Совет не испытывает эмоций и чувств, это слишком по-людски, да ему этого и не нужно. Совет лишь наблюдатель, которому запрещено вмешиваться.
Последнее время Лилуйана была сама не своя. Она чувствовала, что должно произойти нечто ужасное, с чем она не сможет справиться самостоятельно. Совсем немного оставалось до рождения ребенка, и это тоже тревожило ангелочка, она не хотела расставаться со своей частичкой. Но так уж заведено, и сразу после рождения малыша у нее заберут, не позволив даже взглянуть на него, погладить его по головке, прижать к груди, сжать маленькие пальчики, чтобы он почувствовал, что мама рядом и никому его не отдаст. Всякий раз от этих мыслей на глазах у нее появлялись слезы. А еще Серафимий, ее наставник, почти отец, вдруг стал очень холоден и старался избегать встреч с ней, и это именно сейчас, когда так нужны любовь и поддержка. Ли чувствовала себя одинокой и всеми покинутой, все чаще вспоминала Стаса и даже иногда позволяла себе посмотреть на него, потому как связь ангела-хранителя и подопечного сохранялась на все время жизни одного из них. Молодой человек не мог ее видеть, но ей казалось, он чувствует ее присутствие, и от этого становилось тепло и очень уютно.
В положенный срок ребенок появился на свет. Ли плакала навзрыд и никак не могла успокоиться.
— Ну-ну, уже все, — шептала ей повитуха, — да и не должно быть больно. Ты чего разревелась-то? Слезки свои драгоценные попусту тратишь.
— А мне больно, очень больно. Да разве вы это поймете? Никто не поймет!
— Ишь, особенная какая, — обиделась повитуха. — Не ты первая через это проходишь и не ты последняя. Я, знаешь, сколько вас таких перевидала, да только никто так не убивался. Почувствовала бы, как смертные рожают, вообще бы померла. Я троих на свет произвела и вырастила сама — муж преставился, как только старшему шесть годков исполнилось.

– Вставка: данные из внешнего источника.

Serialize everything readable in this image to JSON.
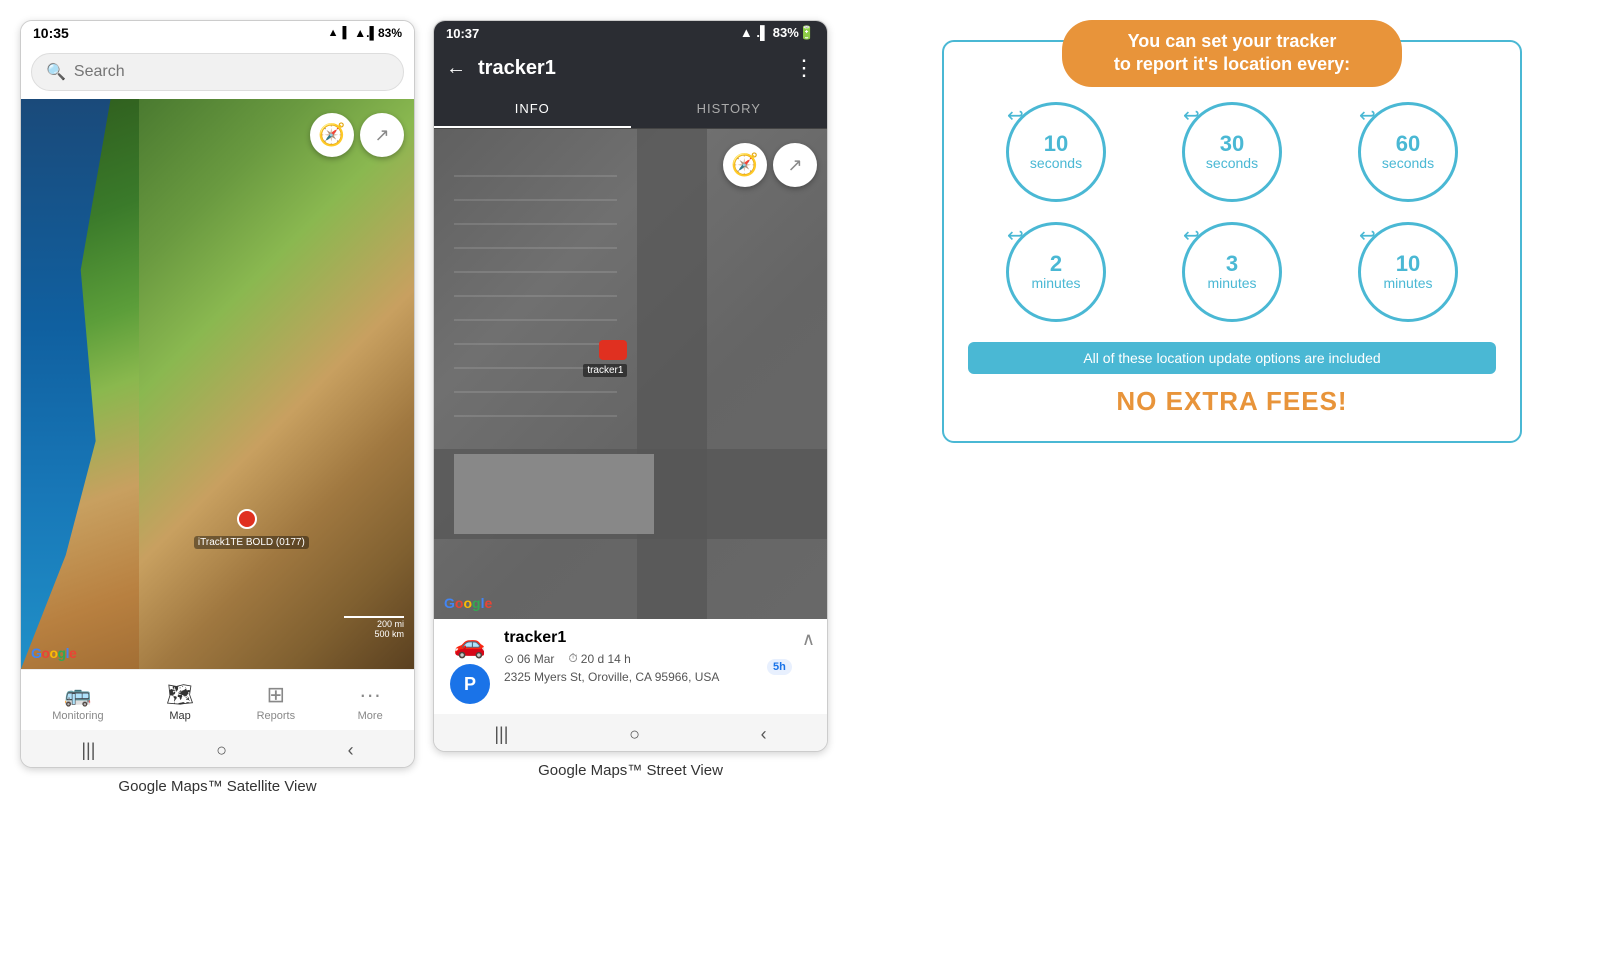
{
  "phone1": {
    "status_time": "10:35",
    "status_signal": "▲.▌83%",
    "search_placeholder": "Search",
    "map_type": "satellite",
    "google_label": "Google",
    "scale_mi": "200 mi",
    "scale_km": "500 km",
    "tracker_label": "iTrack1TE BOLD (0177)",
    "nav": {
      "items": [
        {
          "label": "Monitoring",
          "icon": "🚌",
          "active": false
        },
        {
          "label": "Map",
          "icon": "🗺",
          "active": true
        },
        {
          "label": "Reports",
          "icon": "⊞",
          "active": false
        },
        {
          "label": "More",
          "icon": "···",
          "active": false
        }
      ]
    },
    "caption": "Google Maps™ Satellite View"
  },
  "phone2": {
    "status_time": "10:37",
    "status_signal": "▲.▌83%",
    "tracker_name": "tracker1",
    "tab_info": "INFO",
    "tab_history": "HISTORY",
    "tracker_icon_letter": "P",
    "tracker_label_name": "tracker1",
    "meta_date": "06 Mar",
    "meta_duration": "20 d 14 h",
    "address": "2325 Myers St, Oroville, CA 95966, USA",
    "badge": "5h",
    "google_label": "Google",
    "street_label": "tracker1",
    "caption": "Google Maps™ Street View"
  },
  "info_panel": {
    "title_line1": "You can set your tracker",
    "title_line2": "to report it's location every:",
    "circles": [
      {
        "value": "10",
        "unit": "seconds"
      },
      {
        "value": "30",
        "unit": "seconds"
      },
      {
        "value": "60",
        "unit": "seconds"
      }
    ],
    "circles2": [
      {
        "value": "2",
        "unit": "minutes"
      },
      {
        "value": "3",
        "unit": "minutes"
      },
      {
        "value": "10",
        "unit": "minutes"
      }
    ],
    "banner_text": "All of these location update options are included",
    "no_extra_fees": "NO EXTRA FEES!"
  }
}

— У смертных никто детей не отбирает, — справившись с рыданиями, ответила Ли.
— Мать моя, — повитуха всплеснула руками, — вот так дела. Я уж сто лет как померла и столько родов приняла, что со счету сбилась, а такого слыхом не слыхивала. Да неужто ты и, правда, так переживаешь?

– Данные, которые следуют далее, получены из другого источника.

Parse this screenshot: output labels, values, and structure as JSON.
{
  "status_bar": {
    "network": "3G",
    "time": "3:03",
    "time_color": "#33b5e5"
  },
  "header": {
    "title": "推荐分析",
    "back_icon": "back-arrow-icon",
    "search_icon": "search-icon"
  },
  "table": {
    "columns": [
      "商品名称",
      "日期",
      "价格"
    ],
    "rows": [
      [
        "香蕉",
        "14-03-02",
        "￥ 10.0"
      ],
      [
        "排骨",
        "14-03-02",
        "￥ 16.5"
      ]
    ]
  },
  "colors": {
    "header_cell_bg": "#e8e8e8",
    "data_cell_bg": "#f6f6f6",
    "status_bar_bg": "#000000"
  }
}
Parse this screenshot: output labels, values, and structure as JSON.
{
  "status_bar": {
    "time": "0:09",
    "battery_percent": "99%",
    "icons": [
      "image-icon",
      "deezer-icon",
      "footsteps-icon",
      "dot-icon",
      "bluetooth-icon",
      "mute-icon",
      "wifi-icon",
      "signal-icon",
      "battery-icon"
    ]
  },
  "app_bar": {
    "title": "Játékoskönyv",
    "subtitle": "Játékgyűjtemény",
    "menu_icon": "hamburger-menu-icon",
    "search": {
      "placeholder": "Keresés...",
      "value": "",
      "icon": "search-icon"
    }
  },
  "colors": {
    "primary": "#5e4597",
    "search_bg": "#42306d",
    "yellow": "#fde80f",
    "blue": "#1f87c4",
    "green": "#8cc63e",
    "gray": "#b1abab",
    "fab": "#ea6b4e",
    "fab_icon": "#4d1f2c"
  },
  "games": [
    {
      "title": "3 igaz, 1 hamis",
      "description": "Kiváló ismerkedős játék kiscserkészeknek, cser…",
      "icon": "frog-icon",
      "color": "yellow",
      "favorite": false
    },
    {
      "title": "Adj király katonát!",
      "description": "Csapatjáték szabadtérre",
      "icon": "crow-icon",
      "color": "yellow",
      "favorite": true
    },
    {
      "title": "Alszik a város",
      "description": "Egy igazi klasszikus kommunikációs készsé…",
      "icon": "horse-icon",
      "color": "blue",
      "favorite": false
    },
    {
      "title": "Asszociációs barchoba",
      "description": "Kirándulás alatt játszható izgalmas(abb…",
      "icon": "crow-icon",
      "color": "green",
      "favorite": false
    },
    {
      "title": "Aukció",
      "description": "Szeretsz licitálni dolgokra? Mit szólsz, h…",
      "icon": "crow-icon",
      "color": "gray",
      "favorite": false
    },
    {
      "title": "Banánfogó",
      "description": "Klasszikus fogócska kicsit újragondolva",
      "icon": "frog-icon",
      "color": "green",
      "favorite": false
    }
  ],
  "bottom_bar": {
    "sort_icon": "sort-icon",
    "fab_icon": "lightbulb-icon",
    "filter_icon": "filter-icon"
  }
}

— Помогите мне, — Лилуйана ухватила женщину за грудки, — я все равно его никому не отдам. Сбегу! На землю к людям сбегу! Хотите, я вам крылья свои подарю, ведь знаю, что вы мечтаете об этом, да только нескоро они у вас будут.
— Почему это нескоро? — оскорбилась женщина. — Я, чай, в рай не просто так попала, знать заслуги мои на то были. Не каждая такой чести удостоится, у ангелиц деток принимать, а я, как видишь, тут. И крылышки получу вскорости, а если помогу тебе, так мигом в Нижнем мире окажусь. Нет уж, не надо мне твоих крыльев. Хорошая ты, и мне тебя, если честно, жалко очень, но правила не я придумывала и не мне против них теперь идти.

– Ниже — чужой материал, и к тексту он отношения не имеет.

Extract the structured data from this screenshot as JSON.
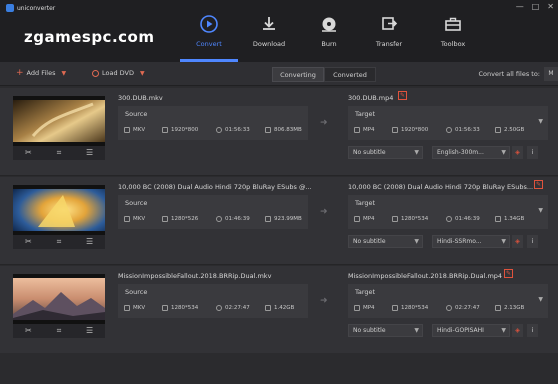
{
  "app": {
    "title": "uniconverter",
    "watermark": "zgamespc.com"
  },
  "window_controls": [
    "—",
    "□",
    "✕"
  ],
  "nav": [
    {
      "label": "Convert",
      "icon": "convert-icon",
      "active": true
    },
    {
      "label": "Download",
      "icon": "download-icon",
      "active": false
    },
    {
      "label": "Burn",
      "icon": "burn-icon",
      "active": false
    },
    {
      "label": "Transfer",
      "icon": "transfer-icon",
      "active": false
    },
    {
      "label": "Toolbox",
      "icon": "toolbox-icon",
      "active": false
    }
  ],
  "toolbar": {
    "add_files": "Add Files",
    "load_dvd": "Load DVD",
    "tab_converting": "Converting",
    "tab_converted": "Converted",
    "convert_all_label": "Convert all files to:",
    "convert_all_value": "M"
  },
  "colors": {
    "accent": "#4f87ff",
    "red": "#e0533d",
    "bg": "#2b2b2e"
  },
  "files": [
    {
      "source_name": "300.DUB.mkv",
      "source_label": "Source",
      "source": {
        "format": "MKV",
        "resolution": "1920*800",
        "duration": "01:56:33",
        "size": "806.83MB"
      },
      "target_name": "300.DUB.mp4",
      "target_label": "Target",
      "target": {
        "format": "MP4",
        "resolution": "1920*800",
        "duration": "01:56:33",
        "size": "2.50GB"
      },
      "subtitle": "No subtitle",
      "audio": "English-300m..."
    },
    {
      "source_name": "10,000 BC (2008) Dual Audio Hindi 720p BluRay ESubs @...",
      "source_label": "Source",
      "source": {
        "format": "MKV",
        "resolution": "1280*526",
        "duration": "01:46:39",
        "size": "923.99MB"
      },
      "target_name": "10,000 BC (2008) Dual Audio Hindi 720p BluRay ESubs...",
      "target_label": "Target",
      "target": {
        "format": "MP4",
        "resolution": "1280*534",
        "duration": "01:46:39",
        "size": "1.34GB"
      },
      "subtitle": "No subtitle",
      "audio": "Hindi-SSRmo..."
    },
    {
      "source_name": "MissionImpossibleFallout.2018.BRRip.Dual.mkv",
      "source_label": "Source",
      "source": {
        "format": "MKV",
        "resolution": "1280*534",
        "duration": "02:27:47",
        "size": "1.42GB"
      },
      "target_name": "MissionImpossibleFallout.2018.BRRip.Dual.mp4",
      "target_label": "Target",
      "target": {
        "format": "MP4",
        "resolution": "1280*534",
        "duration": "02:27:47",
        "size": "2.13GB"
      },
      "subtitle": "No subtitle",
      "audio": "Hindi-GOPISAHI"
    }
  ]
}
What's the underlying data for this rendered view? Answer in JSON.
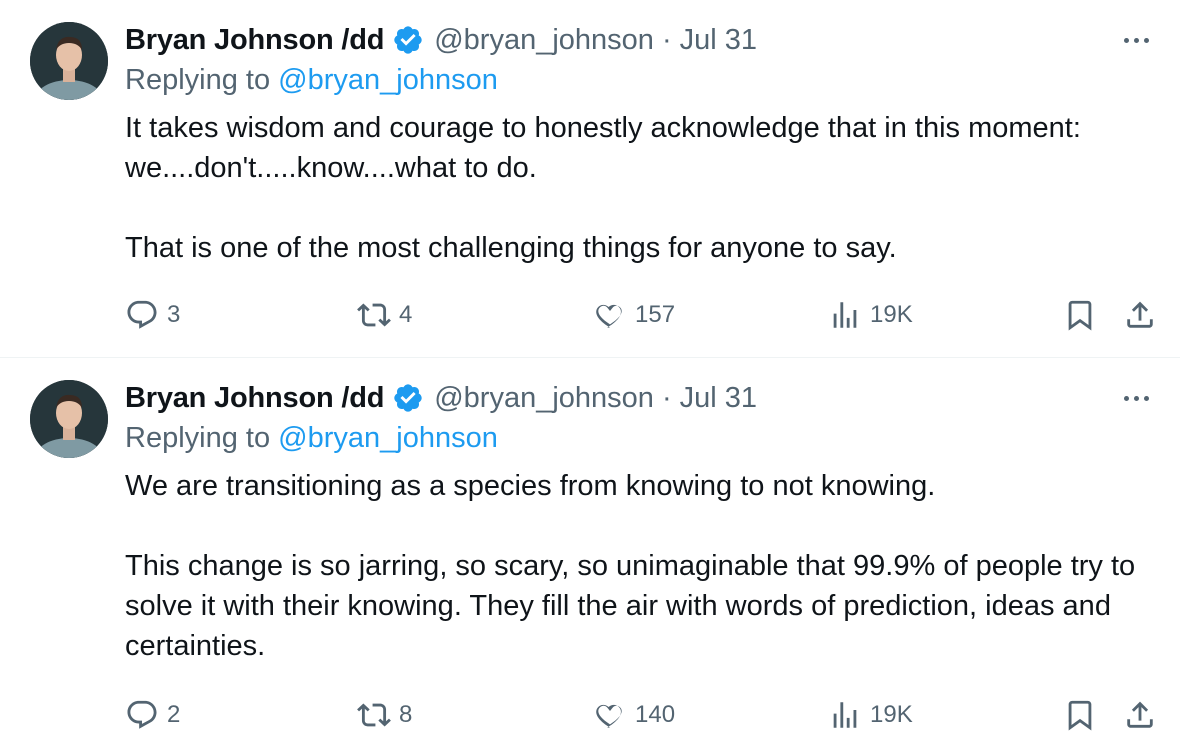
{
  "tweets": [
    {
      "author": {
        "name": "Bryan Johnson /dd",
        "handle": "@bryan_johnson",
        "date": "Jul 31",
        "separator": "·"
      },
      "replying_prefix": "Replying to ",
      "replying_to": "@bryan_johnson",
      "text": "It takes wisdom and courage to honestly acknowledge that in this moment: we....don't.....know....what to do.\n\nThat is one of the most challenging things for anyone to say.",
      "stats": {
        "replies": "3",
        "retweets": "4",
        "likes": "157",
        "views": "19K"
      }
    },
    {
      "author": {
        "name": "Bryan Johnson /dd",
        "handle": "@bryan_johnson",
        "date": "Jul 31",
        "separator": "·"
      },
      "replying_prefix": "Replying to ",
      "replying_to": "@bryan_johnson",
      "text": "We are transitioning as a species from knowing to not knowing.\n\nThis change is so jarring, so scary, so unimaginable that 99.9% of people try to solve it with their knowing. They fill the air with words of prediction, ideas and certainties.",
      "stats": {
        "replies": "2",
        "retweets": "8",
        "likes": "140",
        "views": "19K"
      }
    }
  ],
  "colors": {
    "accent": "#1d9bf0",
    "secondary_text": "#536471",
    "divider": "#eff3f4"
  },
  "icons": [
    "verified-badge-icon",
    "more-icon",
    "reply-icon",
    "retweet-icon",
    "like-icon",
    "views-icon",
    "bookmark-icon",
    "share-icon"
  ]
}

Повитуха встала, взяла на руки ребенка и ушла, плотно прикрыв за собой дверь. А чуть позже она вернулась, светясь как нимб у архангела, и прямо с порога заявила:
— Не знаю, за что тебе счастье такое привалило, да только дитятко у тебя никто не отберет, сама растить будешь.
Лилуйана решила, что это сон, и сначала не поверила словам женщины. Да только ни в этот день и ни на следующий никто за ее сыном не пришел. Мать была счастлива. Все дни напролет она проводила со своим любимым Кевином.
Так прошло три года. Мальчик рос очень непоседливым, озорным и говорливым. Он мог болтать часами без умолку, рассказывая каждому встреченному небожителю о том, какая замечательная у него мама и как сильно он ее любит.
Ли уже почти поверила в свое счастье, но однажды произошло то, что навсегда изменило ее жизнь. В тот злополучный день она гуляла с Кевином по саду. Мальчик был активнее, чем обычно, и просил маму дать ему покататься на грифоне. Ли понимала, что это совершенно безопасно, но где-то внутри засело занозой чувство тревоги, и она никак не хотела отпускать ребенка далеко от себя.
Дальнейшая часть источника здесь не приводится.